Yes, i’m not knocking Ki. Given Jungsik’s alumni, it seems like good vibes in how things branched off to different restaurants. Jua’s signature caviar gimbap is maybe their own take on Jungsik’s gimbap, perhaps like how the cod milt one at Ki is.
I had a friend (just a home chef) make the Jungsik octopus for a dinner party, and we were talking about the head and tarragon, which is why this came to mind.
I think Eater could’ve clarified that the octopus dish may be an homage instead of making it sound like it’s his signature.
Homages by alumni are common - think dishes made famous by Pierre Koffmann, Eckart Witzigmann, Keiji Nakazawa, Michel Bras, etc. by chefs who trained under those luminaries. Eunji Lee’s excellent trompe l’oeil banana at Jungsik from her time with Cedric Grolet is a very cool evolution that’s distinctly Korean tasting, personal, and an all star dessert in its own now. In the Korean modern food world, Jungsik Yim is quite a leader. It’s very different when people take dishes from places they never worked at.
Yeah, I think homage would have been a better way to put it - though I guess kinn’s marketing it as a signature back then certainly didn’t help since we can only assume so much about relationships. Love seeing alumni cement legacies and entirely agree with about non-alums taking dishes.

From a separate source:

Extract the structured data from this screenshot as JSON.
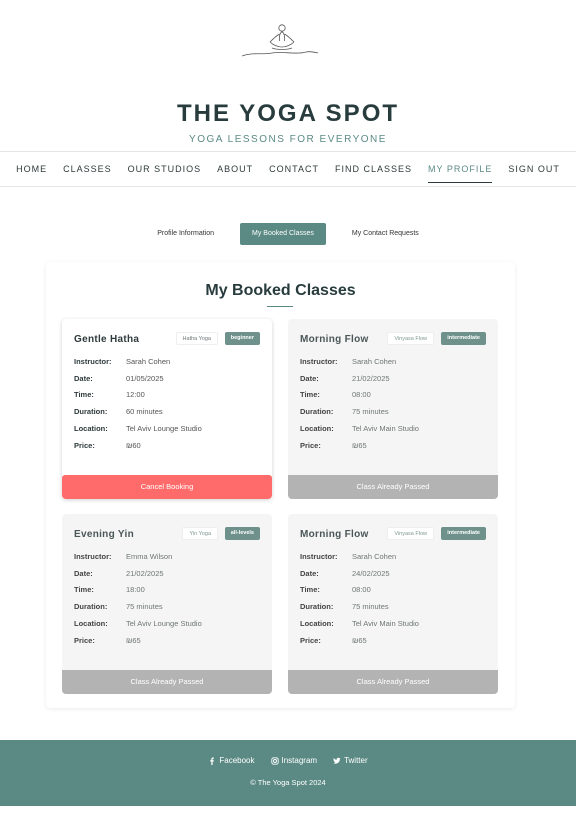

On another note, how’d it turn out at the dinner party? Worth trying?
Disclaimer: i am a former cook that still knows a lot of people in the kitchen scene.
Staging is absolutely not the same as working in a place. Maybe in many places in Europe where stages are often just unpaid short term employment, but lots of cooks present stages as experience. That is shady.

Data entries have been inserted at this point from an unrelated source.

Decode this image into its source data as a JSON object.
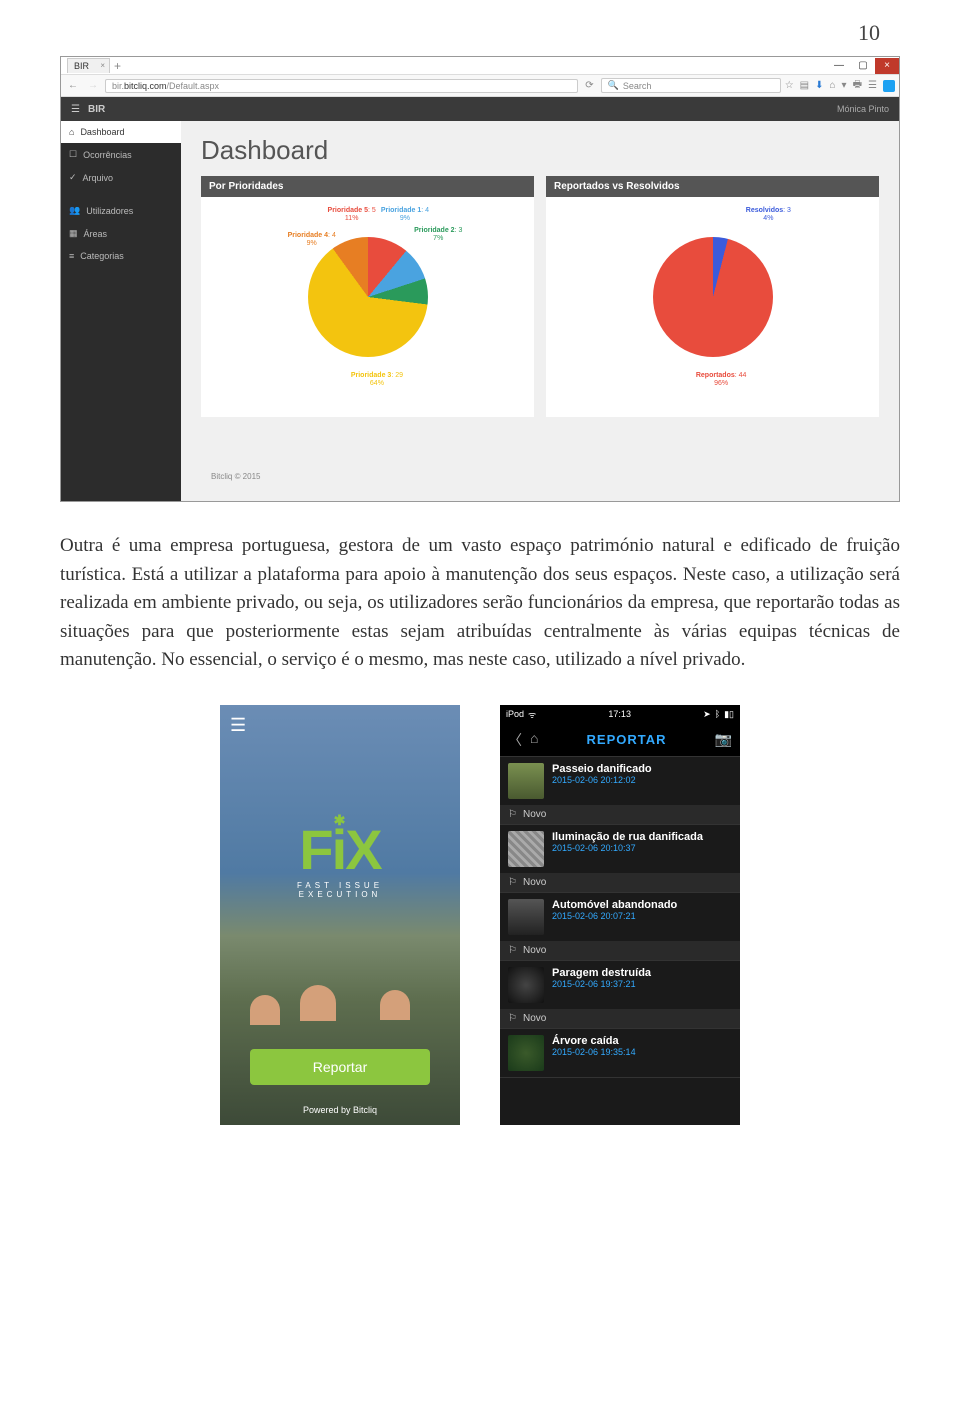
{
  "page_number": "10",
  "browser": {
    "tab_title": "BIR",
    "url_host": "bir.bitcliq.com",
    "url_path": "/Default.aspx",
    "search_placeholder": "Search"
  },
  "app": {
    "brand": "BIR",
    "user": "Mónica Pinto",
    "sidebar": [
      {
        "label": "Dashboard"
      },
      {
        "label": "Ocorrências"
      },
      {
        "label": "Arquivo"
      },
      {
        "label": "Utilizadores"
      },
      {
        "label": "Áreas"
      },
      {
        "label": "Categorias"
      }
    ],
    "page_title": "Dashboard",
    "panel1_title": "Por Prioridades",
    "panel2_title": "Reportados vs Resolvidos",
    "footer": "Bitcliq © 2015"
  },
  "body_text": "Outra é uma empresa portuguesa, gestora de um vasto espaço património natural e edificado de fruição turística. Está a utilizar a plataforma para apoio à manutenção dos seus espaços. Neste caso, a utilização será realizada em ambiente privado, ou seja, os utilizadores serão funcionários da empresa, que reportarão todas as situações para que posteriormente estas sejam atribuídas centralmente às várias equipas técnicas de manutenção. No essencial, o serviço é o mesmo, mas neste caso, utilizado a nível privado.",
  "phone1": {
    "logo": "FiX",
    "tagline": "FAST ISSUE EXECUTION",
    "button": "Reportar",
    "powered": "Powered by Bitcliq"
  },
  "phone2": {
    "status_device": "iPod",
    "status_time": "17:13",
    "nav_title": "REPORTAR",
    "items": [
      {
        "title": "Passeio danificado",
        "date": "2015-02-06 20:12:02",
        "status": "Novo"
      },
      {
        "title": "Iluminação de rua danificada",
        "date": "2015-02-06 20:10:37",
        "status": "Novo"
      },
      {
        "title": "Automóvel abandonado",
        "date": "2015-02-06 20:07:21",
        "status": "Novo"
      },
      {
        "title": "Paragem destruída",
        "date": "2015-02-06 19:37:21",
        "status": "Novo"
      },
      {
        "title": "Árvore caída",
        "date": "2015-02-06 19:35:14",
        "status": ""
      }
    ]
  },
  "chart_data": [
    {
      "type": "pie",
      "title": "Por Prioridades",
      "series": [
        {
          "name": "Prioridade 5",
          "count": 5,
          "percent": 11
        },
        {
          "name": "Prioridade 1",
          "count": 4,
          "percent": 9
        },
        {
          "name": "Prioridade 2",
          "count": 3,
          "percent": 7
        },
        {
          "name": "Prioridade 3",
          "count": 29,
          "percent": 64
        },
        {
          "name": "Prioridade 4",
          "count": 4,
          "percent": 9
        }
      ]
    },
    {
      "type": "pie",
      "title": "Reportados vs Resolvidos",
      "series": [
        {
          "name": "Resolvidos",
          "count": 3,
          "percent": 4
        },
        {
          "name": "Reportados",
          "count": 44,
          "percent": 96
        }
      ]
    }
  ]
}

Hwoo Lee and that ilk have kind of built a reputation/living off of executing restaurant/bar recipes and turning them into content. Unfortunately in the world we live in there is a much better life to be had being a very handsome person with video editing skills and just enough know how than there is to being an actual cook living the life and doing the work.
I think another interesting question is about how food media/PR sell chefs to us. It’s kind of a game. Ki staged at benu and barely worked at Atomix, but those restaurants are often used as evidence of his experience, despite the fact that the restaurant he actually put in real time at was Jungsik…but now that Jungsik has 3 stars that’ll probably change!
I can’t speak for other food content creators, but H Woo is a really good cook and has done a few pop ups where he’s putting our actual restaurant meals. Not many other food content creators have the ability or courage to do that.
Honestly i think these kinds of comments illustrate the gulf between appreciating good food and understanding what a restaurant does day to day.
Not doubting h woo can cook a bit. Just saying I know the average high end restaurant cook could put on a delicious one off events like once a year with the backing of several corporate sponsors, collaboration with two actual lifelong cooks/chefs with years of michelin star experience and successful restaurants, the ready made infrastructure of a kitchen staff and operational kitchen, etc, etc. I do know for a fact that people who have had to work h woo and other influencer pop ups have reported them being absolute nightmares to be a part of.
yes the Jungsik recipe on HMart is totally decent for home cooking. the braise and fry creates a pretty good texture. good enough for a dinner party, at least.
gojuchang aioli can be used for a lot of things the next day.
i’m not really familiar with hwoo lee. staging is a different thing than being a sous/cdp of course, but given the culture and demands of fine dining, it seems mutually beneficial. staging seems to be a quick but important look into the beginning journey of understanding how a kitchen works.
i think it partially comes down to the media / promotion in how the experience is portrayed. regardless of past experience, what matters at the end of the day is how the food is. you can have someone with little notable experience creating something great, or someone oversell and ride another’s coattails and create something unremarkable. i’m not at all in the F&B industry or have any connections, so i’m just speaking from a diner’s pov.
anyway, i think that maybe the focus should a bit be more on how the meal delivered. it seems positive so far from the reviews above.
the
sounds like a very nice follow up to the lamb, morel, and smoked tomato. nice flow to the menu. i think the smoked tomato and then porcini makes a lot of sense, and the porcini with cacao and tea leaf complement with some nice savory and bitter elements to transition to the end.
and finishing with omija, good call. a little sour, not too sweet. i really liked omija tea to end a meal when i visited Seoul for the first time.
imo comparing “taking” a dish from a restaurant one’s staged at and putting it on a restaurant menu is at least an entire gulf (of Mexico) away from making a video cooking that dish at home or in a commercial kitchen or whatever.